George Stevens was a quieter presence than some other directors from Hollywood’s Golden Age, like John Huston and Frank Capra, but his accomplishments as a filmmaker fully rivaled theirs. Both Capra and Huston are on hand to pay their respects in this affectionate portrait of Stevens, directed by the director’s son and namesake. The film features a host of other luminaries as well, including Katharine Hepburn, who helped the young director break out in the mid-thirties in the charming, largely forgotten  “Alice Adams”. Though Stevens’s work behind the camera largely defined him, we quickly learn that he was also highly respected as a human being. He put himself in harm’s way to film the D-Day landings in color, as well as other key events of the Second War, and later fought back against rampant communist paranoia, and the call for loyalty oaths, during the McCarthy era. Though his career was over at 60, his legacy would live on.

Why we love it

As his son’s poignant, highly personal film confirms, George Stevens was first and foremost a humanist director. Though steady and exacting with his camera, he cared most about emotion and character. Hewing to this focus, he could make good films great.

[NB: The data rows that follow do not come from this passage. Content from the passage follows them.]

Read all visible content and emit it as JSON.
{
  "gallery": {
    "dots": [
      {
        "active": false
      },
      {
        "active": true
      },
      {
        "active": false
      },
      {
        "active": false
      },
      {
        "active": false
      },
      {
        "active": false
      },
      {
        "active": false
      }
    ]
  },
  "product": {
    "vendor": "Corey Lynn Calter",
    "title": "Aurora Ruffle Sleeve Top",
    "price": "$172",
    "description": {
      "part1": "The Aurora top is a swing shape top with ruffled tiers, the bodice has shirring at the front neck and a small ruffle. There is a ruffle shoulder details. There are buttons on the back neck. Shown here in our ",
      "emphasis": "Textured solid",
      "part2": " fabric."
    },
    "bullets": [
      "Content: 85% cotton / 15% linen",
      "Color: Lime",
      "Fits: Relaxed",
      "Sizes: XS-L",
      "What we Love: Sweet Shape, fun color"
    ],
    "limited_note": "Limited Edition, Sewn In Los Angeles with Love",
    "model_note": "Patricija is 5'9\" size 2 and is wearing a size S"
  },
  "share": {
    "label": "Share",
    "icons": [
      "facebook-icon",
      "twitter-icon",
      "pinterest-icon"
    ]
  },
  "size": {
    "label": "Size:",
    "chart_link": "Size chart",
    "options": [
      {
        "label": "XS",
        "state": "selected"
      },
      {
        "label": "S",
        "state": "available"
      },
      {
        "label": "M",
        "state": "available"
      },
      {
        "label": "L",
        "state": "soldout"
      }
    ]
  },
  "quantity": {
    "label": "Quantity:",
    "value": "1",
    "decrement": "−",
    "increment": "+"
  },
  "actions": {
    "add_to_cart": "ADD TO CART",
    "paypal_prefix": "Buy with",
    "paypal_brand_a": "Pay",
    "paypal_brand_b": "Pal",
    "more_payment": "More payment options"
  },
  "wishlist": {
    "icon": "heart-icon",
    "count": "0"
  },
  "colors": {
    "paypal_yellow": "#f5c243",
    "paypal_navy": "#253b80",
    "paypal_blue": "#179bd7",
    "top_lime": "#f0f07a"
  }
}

Before the Second World War transformed his outlook, he was an unrivaled director of comedies, having learned his craft shooting Lauren and Hardy comedies. He also helmed the best of the Astaire-Rogers films, 1936’s “Swing Time.” After the war, Stevens turned mainly to serious drama, turning out “A Place in the Sun,” the dark western “Shane”, and the epic “Giant,” James Dean’s last film, in just five years. What this invaluable doc also gives us is a sense of the private man. The son of touring stage actors, Stevens and his family landed in Hollywood just as the fledgling movie industry was exploding. Absorbing everything and following few set rules, Stevens learned by doing.  He was young, ambitious and fearless. As the business continued to grow and expand, so did his confidence and talent. A revealing, infectiously entertaining tribute to an underexposed director from classic Hollywood, this colorful “Journey” is well worth taking.